As a rule, the baby excretes meconium one to two days after birth. However, if the baby excretes the meconium in the womb, the amniotic fluid turns brownish-green. This is why the term green amniotic fluid is used. If the baby inhales the green amniotic fluid before or during the birth process, he or she may develop meconium aspiration syndrome. If there is a lack of oxygen supply, this may be one reason why premature meconium excretion occurs. In this case, this lack of oxygen triggers several reactions that subsequently lead to the expulsion of the baby’s meconium into the amniotic fluid.

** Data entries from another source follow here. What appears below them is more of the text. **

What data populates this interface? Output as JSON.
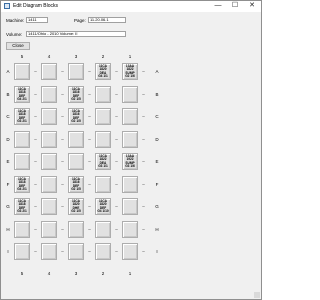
{
  "window": {
    "title": "Edit Diagram Blocks",
    "minimize_glyph": "—",
    "maximize_glyph": "☐",
    "close_glyph": "✕"
  },
  "form": {
    "machine_label": "Machine:",
    "machine_value": "1411",
    "page_label": "Page:",
    "page_value": "11.20.06.1",
    "volume_label": "Volume:",
    "volume_value": "1411/Ohio - 2010 Volume: II",
    "close_label": "Close"
  },
  "grid": {
    "column_labels": [
      "5",
      "4",
      "3",
      "2",
      "1"
    ],
    "row_labels": [
      "A",
      "B",
      "C",
      "D",
      "E",
      "F",
      "G",
      "H",
      "I"
    ],
    "dash": "–",
    "cells": [
      [
        "",
        "",
        "",
        "11CA\n1820\nDEA\nG4 1/1",
        "13AA\n1822\nSUMP\nG2 1/6"
      ],
      [
        "11CA\n1818\nDEF\nG4 2/1",
        "",
        "11CA\n1816\nDEF\nG2 1/5",
        "",
        ""
      ],
      [
        "11CA\n1818\nDEF\nG3 2/1",
        "",
        "11CA\n1816\nDEF\nG2 1/5",
        "",
        ""
      ],
      [
        "",
        "",
        "",
        "",
        ""
      ],
      [
        "",
        "",
        "",
        "11CA\n1822\nDEA\nG3 1/1",
        "13AA\n1922\nSUMP\nG3 1/6"
      ],
      [
        "11CA\n1818\nDEF\nG4 2/1",
        "",
        "11CA\n1816\nDEF\nG2 1/5",
        "",
        ""
      ],
      [
        "11CA\n1818\nDEF\nG3 2/1",
        "",
        "11CA\n1820\nDHE\nG2 1/5",
        "11CA\n1820\nDEF\nG4 1/10",
        ""
      ],
      [
        "",
        "",
        "",
        "",
        ""
      ],
      [
        "",
        "",
        "",
        "",
        ""
      ]
    ]
  }
}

Green Amniotic Fluid And The Consequences
Due to the lack of oxygen, the baby eventually inhales the green amniotic fluid more, so it is breathed deeper into the lungs. In the process, the meconium can clog the lungs and alveoli. Due to the contaminated lungs, the baby cannot breathe properly after birth and suffers from shortness of breath. Breathlessness over a long period of time can even lead to heart disorders. MAS can be treated very well with the help of artificial respiration and medication.
In addition, green amniotic fluid can be aspirated and help ensure that treatment is successful. If the doctors treating the baby notice that green amniotic fluid has formed during the birth process, they usually suck out the baby’s lungs as soon as the little head and shoulders have slipped out of the vagina. Just because the baby has inhaled the dirty amniotic fluid does not immediately mean that he or she also has MAS. If the baby is floppy after birth, has trouble breathing, or is even completely covered in baby fluids and has discolored skin, these can be signs of MAS.